Crabmeat soup at RyuGin restaurant, where received 3 star Michelin, without MSG or artificial seasoning.

Japanese or Italian would not concern whether they should use MSG or other seasonings simply because they have had all natural and healthy products. They rather use sea salt, sugar, and fermented products as cheese to taste.

In similarity, a French chef would boil bones, vegetables, and dried seafood to make broth, and numerous spices to enrich their dishes.
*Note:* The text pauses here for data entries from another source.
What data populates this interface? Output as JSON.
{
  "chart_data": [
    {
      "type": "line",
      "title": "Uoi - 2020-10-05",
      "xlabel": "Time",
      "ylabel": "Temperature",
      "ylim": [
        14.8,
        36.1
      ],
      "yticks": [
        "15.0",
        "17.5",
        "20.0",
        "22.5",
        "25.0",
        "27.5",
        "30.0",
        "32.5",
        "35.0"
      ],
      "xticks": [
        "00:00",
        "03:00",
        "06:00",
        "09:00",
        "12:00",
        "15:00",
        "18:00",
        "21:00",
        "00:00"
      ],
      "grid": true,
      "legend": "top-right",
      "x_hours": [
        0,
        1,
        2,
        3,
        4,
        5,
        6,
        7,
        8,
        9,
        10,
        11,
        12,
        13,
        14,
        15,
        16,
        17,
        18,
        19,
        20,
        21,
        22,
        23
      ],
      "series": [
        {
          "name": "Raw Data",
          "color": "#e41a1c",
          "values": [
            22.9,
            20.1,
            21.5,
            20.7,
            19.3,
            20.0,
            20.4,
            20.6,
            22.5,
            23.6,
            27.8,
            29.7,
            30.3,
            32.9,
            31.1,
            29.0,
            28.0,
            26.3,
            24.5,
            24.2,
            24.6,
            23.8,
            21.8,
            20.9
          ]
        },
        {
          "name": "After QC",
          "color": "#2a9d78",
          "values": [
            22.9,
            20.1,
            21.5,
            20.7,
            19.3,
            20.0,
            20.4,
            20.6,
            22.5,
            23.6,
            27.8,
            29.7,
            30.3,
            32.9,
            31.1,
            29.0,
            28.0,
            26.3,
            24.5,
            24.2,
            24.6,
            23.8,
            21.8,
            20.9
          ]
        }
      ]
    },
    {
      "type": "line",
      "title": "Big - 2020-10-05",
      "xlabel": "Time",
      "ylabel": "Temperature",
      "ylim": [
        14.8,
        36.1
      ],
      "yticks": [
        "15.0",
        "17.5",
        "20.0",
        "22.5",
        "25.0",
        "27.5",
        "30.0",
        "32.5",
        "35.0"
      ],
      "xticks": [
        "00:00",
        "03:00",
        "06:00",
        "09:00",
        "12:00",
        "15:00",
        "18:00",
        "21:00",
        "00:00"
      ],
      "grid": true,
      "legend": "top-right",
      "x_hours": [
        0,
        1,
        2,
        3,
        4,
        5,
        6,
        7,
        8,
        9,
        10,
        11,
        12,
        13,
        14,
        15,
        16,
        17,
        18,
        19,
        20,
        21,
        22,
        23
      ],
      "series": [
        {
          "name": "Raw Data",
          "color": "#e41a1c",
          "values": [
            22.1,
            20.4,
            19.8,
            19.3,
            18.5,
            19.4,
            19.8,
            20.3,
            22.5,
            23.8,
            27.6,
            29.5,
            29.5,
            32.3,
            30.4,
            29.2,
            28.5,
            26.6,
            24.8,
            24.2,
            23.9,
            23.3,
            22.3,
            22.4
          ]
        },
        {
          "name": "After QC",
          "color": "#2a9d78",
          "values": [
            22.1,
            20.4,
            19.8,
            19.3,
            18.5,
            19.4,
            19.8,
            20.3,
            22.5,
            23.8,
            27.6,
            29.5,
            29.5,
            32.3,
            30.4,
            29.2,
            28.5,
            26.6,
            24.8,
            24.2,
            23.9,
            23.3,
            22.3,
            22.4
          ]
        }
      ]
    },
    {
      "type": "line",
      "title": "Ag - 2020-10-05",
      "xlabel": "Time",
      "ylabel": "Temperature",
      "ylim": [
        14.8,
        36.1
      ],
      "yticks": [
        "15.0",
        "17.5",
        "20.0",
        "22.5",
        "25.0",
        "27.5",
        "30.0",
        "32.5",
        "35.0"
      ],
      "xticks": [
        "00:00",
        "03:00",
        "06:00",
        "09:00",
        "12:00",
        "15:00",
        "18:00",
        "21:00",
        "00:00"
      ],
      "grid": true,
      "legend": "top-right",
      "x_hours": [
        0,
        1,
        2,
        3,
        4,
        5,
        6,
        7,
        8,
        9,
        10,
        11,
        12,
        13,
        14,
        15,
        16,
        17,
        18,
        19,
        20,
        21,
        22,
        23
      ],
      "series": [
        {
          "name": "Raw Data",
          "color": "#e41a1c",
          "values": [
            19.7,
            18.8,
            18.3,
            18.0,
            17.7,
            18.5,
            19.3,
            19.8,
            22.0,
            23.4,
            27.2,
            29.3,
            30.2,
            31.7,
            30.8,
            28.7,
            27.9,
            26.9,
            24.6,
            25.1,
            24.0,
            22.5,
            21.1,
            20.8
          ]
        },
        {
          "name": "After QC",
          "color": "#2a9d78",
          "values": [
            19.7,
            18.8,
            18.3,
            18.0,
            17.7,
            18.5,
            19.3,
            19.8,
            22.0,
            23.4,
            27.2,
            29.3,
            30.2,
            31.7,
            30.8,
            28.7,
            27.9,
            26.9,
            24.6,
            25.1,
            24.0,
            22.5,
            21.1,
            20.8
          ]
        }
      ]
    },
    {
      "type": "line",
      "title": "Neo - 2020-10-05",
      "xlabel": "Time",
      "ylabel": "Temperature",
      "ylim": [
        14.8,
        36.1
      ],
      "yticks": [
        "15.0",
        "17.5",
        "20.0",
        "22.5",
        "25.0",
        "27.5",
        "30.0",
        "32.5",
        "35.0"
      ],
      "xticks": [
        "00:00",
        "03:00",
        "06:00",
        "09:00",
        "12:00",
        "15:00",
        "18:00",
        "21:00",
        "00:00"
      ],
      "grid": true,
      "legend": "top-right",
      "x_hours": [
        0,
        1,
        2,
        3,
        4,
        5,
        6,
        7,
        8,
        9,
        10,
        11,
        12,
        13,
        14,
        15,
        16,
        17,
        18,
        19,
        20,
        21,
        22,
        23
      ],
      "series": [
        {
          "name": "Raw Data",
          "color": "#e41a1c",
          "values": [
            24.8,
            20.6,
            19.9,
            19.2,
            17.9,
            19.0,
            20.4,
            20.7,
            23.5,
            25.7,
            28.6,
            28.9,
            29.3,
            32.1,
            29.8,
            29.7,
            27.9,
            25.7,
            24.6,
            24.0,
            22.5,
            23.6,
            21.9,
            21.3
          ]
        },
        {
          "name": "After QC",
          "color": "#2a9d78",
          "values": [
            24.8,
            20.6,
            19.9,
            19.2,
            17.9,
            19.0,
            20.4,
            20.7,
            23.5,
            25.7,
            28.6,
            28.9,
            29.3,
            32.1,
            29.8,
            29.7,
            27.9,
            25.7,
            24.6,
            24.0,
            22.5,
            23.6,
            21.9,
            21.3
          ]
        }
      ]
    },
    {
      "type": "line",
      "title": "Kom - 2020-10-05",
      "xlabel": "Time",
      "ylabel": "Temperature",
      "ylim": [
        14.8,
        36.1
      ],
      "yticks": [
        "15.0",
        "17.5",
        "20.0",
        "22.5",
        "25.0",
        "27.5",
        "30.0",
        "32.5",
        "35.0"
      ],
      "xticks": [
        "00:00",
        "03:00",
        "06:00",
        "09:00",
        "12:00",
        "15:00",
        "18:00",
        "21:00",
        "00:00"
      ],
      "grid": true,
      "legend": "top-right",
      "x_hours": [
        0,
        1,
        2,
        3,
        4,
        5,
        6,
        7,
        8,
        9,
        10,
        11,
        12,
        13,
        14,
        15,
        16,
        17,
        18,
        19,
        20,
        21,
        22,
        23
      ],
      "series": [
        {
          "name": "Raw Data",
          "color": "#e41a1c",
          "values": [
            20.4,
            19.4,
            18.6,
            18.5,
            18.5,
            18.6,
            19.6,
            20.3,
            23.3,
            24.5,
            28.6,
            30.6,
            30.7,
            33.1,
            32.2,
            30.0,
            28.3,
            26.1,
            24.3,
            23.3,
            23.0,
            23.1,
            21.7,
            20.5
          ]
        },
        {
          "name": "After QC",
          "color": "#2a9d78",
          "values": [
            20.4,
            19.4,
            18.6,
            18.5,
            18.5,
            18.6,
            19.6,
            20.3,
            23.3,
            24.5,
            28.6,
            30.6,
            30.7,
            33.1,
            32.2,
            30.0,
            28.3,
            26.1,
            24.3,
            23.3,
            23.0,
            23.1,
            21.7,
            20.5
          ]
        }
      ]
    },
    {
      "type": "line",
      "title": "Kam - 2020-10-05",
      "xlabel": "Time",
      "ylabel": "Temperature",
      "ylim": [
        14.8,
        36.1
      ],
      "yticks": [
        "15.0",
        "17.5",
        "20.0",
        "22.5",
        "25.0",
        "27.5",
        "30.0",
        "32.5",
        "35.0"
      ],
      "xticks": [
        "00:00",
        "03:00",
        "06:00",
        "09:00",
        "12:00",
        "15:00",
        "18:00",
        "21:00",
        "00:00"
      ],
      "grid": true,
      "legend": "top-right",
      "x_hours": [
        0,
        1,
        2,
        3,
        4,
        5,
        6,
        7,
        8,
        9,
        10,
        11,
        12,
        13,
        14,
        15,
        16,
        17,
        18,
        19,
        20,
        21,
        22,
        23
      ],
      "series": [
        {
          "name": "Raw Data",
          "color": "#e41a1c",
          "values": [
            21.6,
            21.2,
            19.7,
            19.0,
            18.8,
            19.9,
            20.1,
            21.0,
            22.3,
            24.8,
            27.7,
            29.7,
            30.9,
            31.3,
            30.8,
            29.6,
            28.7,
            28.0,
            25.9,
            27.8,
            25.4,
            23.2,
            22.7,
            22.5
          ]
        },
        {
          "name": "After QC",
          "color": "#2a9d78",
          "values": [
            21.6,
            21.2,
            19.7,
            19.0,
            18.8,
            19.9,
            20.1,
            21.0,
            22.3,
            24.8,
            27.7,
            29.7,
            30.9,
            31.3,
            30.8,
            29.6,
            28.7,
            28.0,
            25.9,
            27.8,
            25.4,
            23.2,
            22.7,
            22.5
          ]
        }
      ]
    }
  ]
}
A gourmet would differentiate which broth was made from beef bones and which was made from chicken bones. He could tell the final taste from given ingredients, and if he were passionate enough, he would have a chance to look into creative minds of the cooks and discover their skillful techniques.

“The Boss” MSG should hide in industrial food or processed food on supermarket shells. It should not be in household kitchen or a classy restaurant with elite cuisine, which can represent a national culinary culture.

A true cuisine must be where chefs cook with passion and enthusiasm. A true chef must use up their skills and mind to create dainty dishes and must not depend on synthetic chemicals.

Once there was a European chef told me that he had travelled to China to learn Chinese cuisine but all he could see were artificial seasonings with all-you-can-think-of flavors. So disappointed, he had moved to Viet Nam to learn our cuisine. Couldn’t say how embarrassed I was when most Vietnamese also have been using those bossy artificial powders.